Normally we don’t measure the concentration of CO2 in the blood but express it in terms of its partial pressure, normal arterial PCO2=40 mm Hg. To determine the actual CO2 concentration, we can multiply the PCO2 by its solubility coefficient which is 0.03. Therefore, the concentration of CO2 in arterial blood is 1.2 mmol/Liter (40 X 0.03). The normal concentration of HCO3- in arterial blood is 24 mmol/liter (24 mM). The pH of the blood is determined by the ratio of these two factors. Under normal conditions this ratio would equal 20, (24/1.2=20). It can be shown that as long as this ratio is 20 the pH of the arterial blood will be 7.4. Based on this reasoning, if the HCO3- concentration were to decrease to 20 due to the addition of some non-volatile acid, normal pH could be maintained if the CO2 concentration decreased to 1.0. (20/1 = 20). Even though both the HCO3- and the CO2 concentrations are lower than their “normal” levels, arterial pH would be maintained at 7.4. [For those curious as to why this is so, we must employ the Henderson-Hasselbalch equation. This is an important equation used to define buffer systems. The general equation can be written pH = pKa + log ([conjugate base]/[acid]). For the bicarbonate buffer system, the equation would look like this: pH = 6.1 + log [HCO3-]/[CO2], where the [CO2] = PCO2 X 0.03. Since the log of 20 = 1.3, as long as [HCO3-]/[CO2] is 20 the pH will be 7.4.]

Acid-base disturbances can be classified according to the underlying cause of the problem. If the disturbance is due to a problem with respiration we classify the problem as either respiratory acidosis or respiratory alkalosis. Respiratory disturbances would manifest as changes in PCO2. Respiratory acidosis would be caused by anything that depresses the respiration, such as damage to the respiratory centers of the brain or, more commonly, COPD, and would result in a PCO2 greater than 40. Respiratory alkalosis would be caused by any activity that causes an abnormal increase in respiration. Although less common, it can also be caused by hyperventilation associated with heightened anxiety. Clinically, respiratory alkalosis can be the result of over ventilation of a patient who is on a ventilator. Respiratory alkalosis would be manifest by a PCO2 that is less than 40. Acid-base imbalances that are not due to altered respiration are classified as metabolic imbalances and are manifest by changes in HCO3-. Metabolic acidosis can be caused by renal failure, excessive diarrhea, ingestion of acids not normally found in foods such as aspirin or methanol, or by excessive production of ketoacids (diabetic ketoacidosis) or lactic acid (circulatory shock). Metabolic acidosis would be manifest by a HCO3- of less than 24. Metabolic alkalosis can be caused by vomiting, ingestion of alkaline drugs (sodium bicarbonate), certain diuretics or excessive secretion of aldosterone. Metabolic alkalosis would be manifest by a HCO3- of greater than 24.

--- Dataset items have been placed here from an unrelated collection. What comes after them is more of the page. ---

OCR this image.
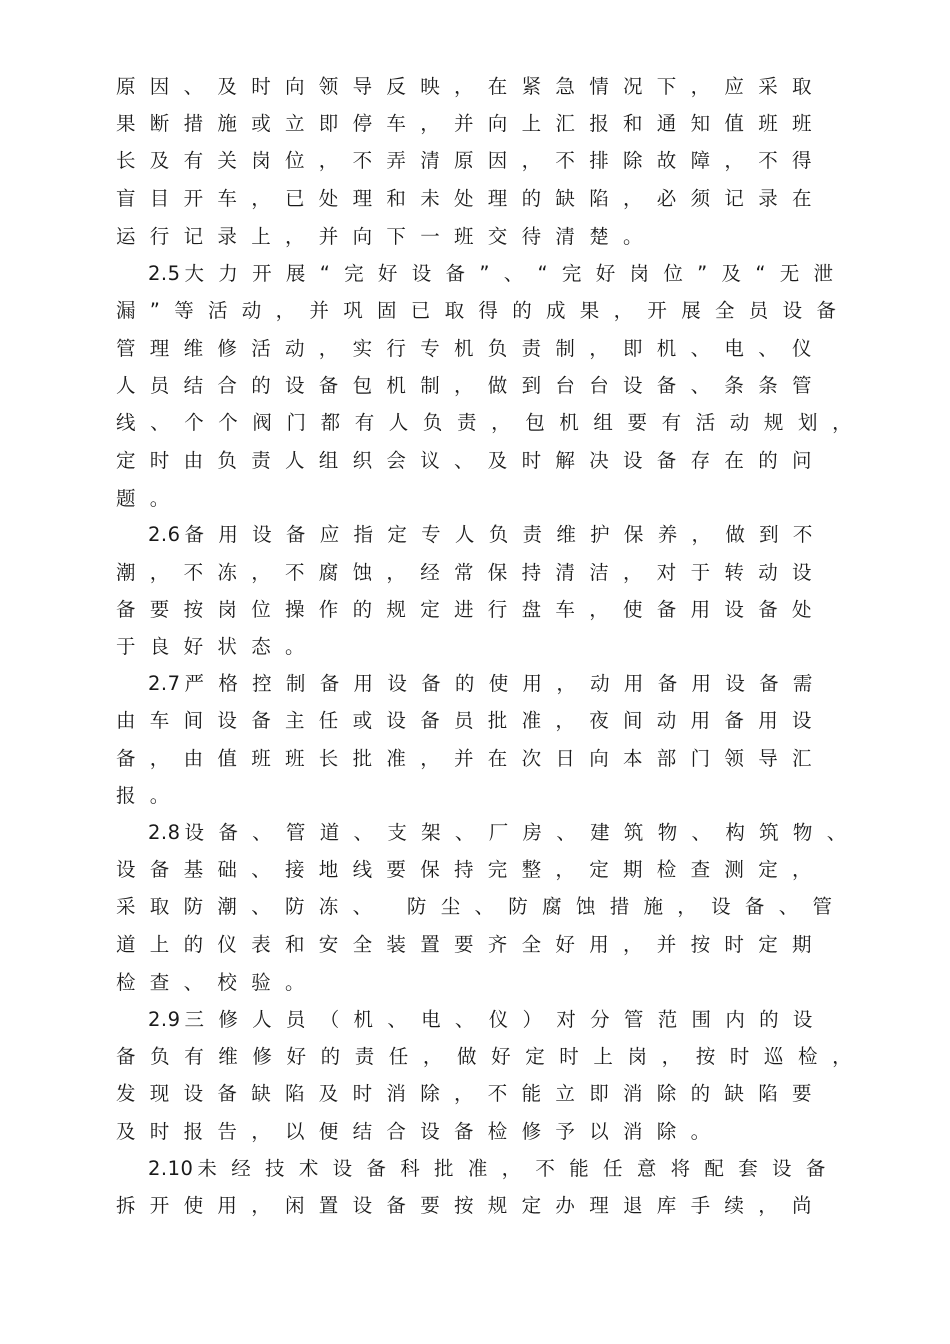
原因、及时向领导反映，在紧急情况下，应采取
果断措施或立即停车，并向上汇报和通知值班班
长及有关岗位，不弄清原因，不排除故障，不得
盲目开车，已处理和未处理的缺陷，必须记录在
运行记录上，并向下一班交待清楚。
2.5 大力开展“完好设备”、“完好岗位”及“无泄
漏”等活动，并巩固已取得的成果，开展全员设备
管理维修活动，实行专机负责制，即机、电、仪
人员结合的设备包机制，做到台台设备、条条管
线、个个阀门都有人负责，包机组要有活动规划，
定时由负责人组织会议、及时解决设备存在的问
题。
2.6 备用设备应指定专人负责维护保养，做到不
潮，不冻，不腐蚀，经常保持清洁，对于转动设
备要按岗位操作的规定进行盘车，使备用设备处
于良好状态。
2.7 严格控制备用设备的使用，动用备用设备需
由车间设备主任或设备员批准，夜间动用备用设
备，由值班班长批准，并在次日向本部门领导汇
报。
2.8 设备、管道、支架、厂房、建筑物、构筑物、
设备基础、接地线要保持完整，定期检查测定，
采取防潮、防冻、 防尘、防腐蚀措施，设备、管
道上的仪表和安全装置要齐全好用，并按时定期
检查、校验。
2.9 三修人员（机、电、仪）对分管范围内的设
备负有维修好的责任，做好定时上岗，按时巡检，
发现设备缺陷及时消除，不能立即消除的缺陷要
及时报告，以便结合设备检修予以消除。
2.10 未经技术设备科批准，不能任意将配套设备
拆开使用，闲置设备要按规定办理退库手续，尚
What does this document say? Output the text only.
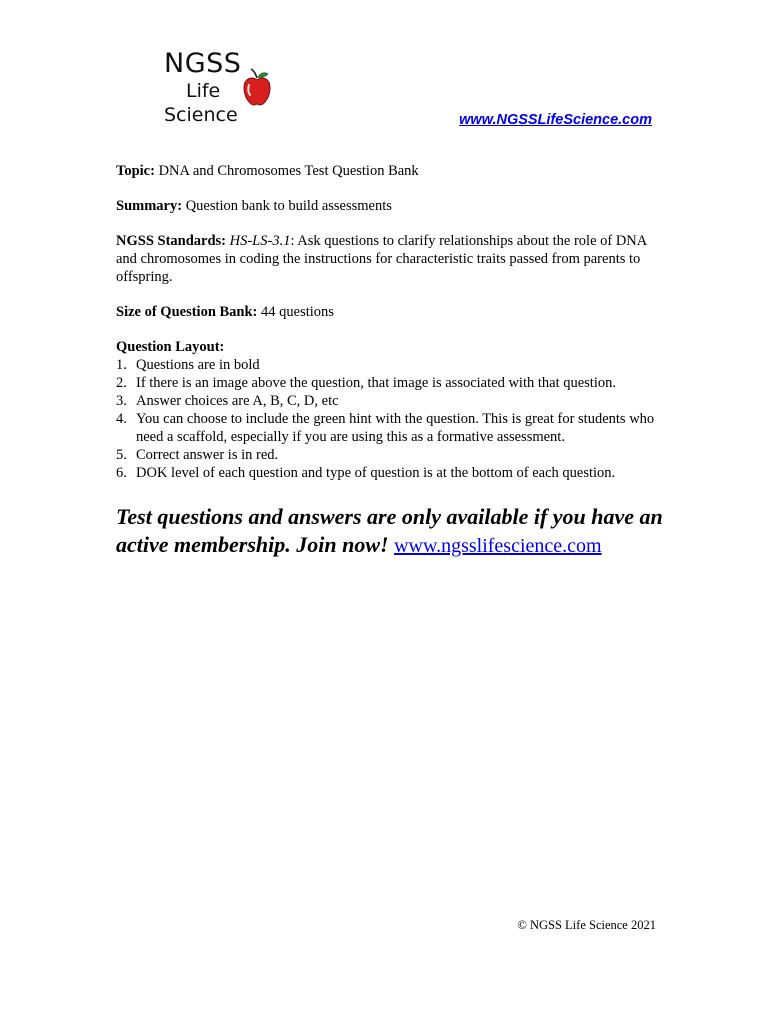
NGSS
Life
Science	www.NGSSLifeScience.com

Topic: DNA and Chromosomes Test Question Bank

Summary: Question bank to build assessments

NGSS Standards: HS-LS-3.1: Ask questions to clarify relationships about the role of DNA and chromosomes in coding the instructions for characteristic traits passed from parents to offspring.

Size of Question Bank: 44 questions

Question Layout:

1. Questions are in bold
2. If there is an image above the question, that image is associated with that question.
3. Answer choices are A, B, C, D, etc
4. You can choose to include the green hint with the question. This is great for students who need a scaffold, especially if you are using this as a formative assessment.
5. Correct answer is in red.
6. DOK level of each question and type of question is at the bottom of each question.
Test questions and answers are only available if you have an active membership. Join now! www.ngsslifescience.com
© NGSS Life Science 2021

As described above, as long as the HCO3- / PCO2 ratio is 20, arterial pH will be normal. Because of this, if there is a respiratory disturbance that causes the pH to drop (respiratory acidosis, PCO2 greater than 40), it can be compensated by an increase in the HCO3-. In other words, the respiratory acidosis is being compensated by a metabolic alkalosis. On the other hand, if a person is suffering from metabolic acidosis (HCO3- less than 24) it can be compensated for by a respiratory alkalosis (PCO2 less than 40). These mechanisms allow the body to maintain pH within the safe range until the underlying problem is remedied, either by the body healing itself or by medical intervention. When it comes to medical intervention, it is important to treat the underlying problem and not the compensatory mechanism. If you treat the compensatory mechanism, you could kill your patient. Let’s look at an example and see if we can determine what the underlying problem is so that proper treatment can be administered. A patient presents at your clinic because she has been experiencing nausea for several days. As you perform your initial evaluation you note that her hands are shaking. She also explains that she feels light-headed and has experienced some periods of confusion. You run some routine labs and observe the following values. Red blood cell count and hemoglobin concentrations are within the normal ranges. Differential blood cell count reveals that white blood cells are also within normal ranges. Blood tests reveal the following values: HCO3- = 35 mmol/Liter; PCO2 = 47 mmHg; Arterial pH = 7.49. What is your diagnosis?

If you look at the HCO3- it suggests a metabolic alkalosis while the PCO2 suggests a respiratory acidosis. The question is which is the underlying cause? If we look at the pH we note that it is greater than 7.45, suggesting a state of alkalosis. Your diagnosis should therefore be that the patient is suffering from a metabolic alkalosis that is being compensated by a respiratory acidosis. Your next step is to determine the cause and treat metabolic alkalosis.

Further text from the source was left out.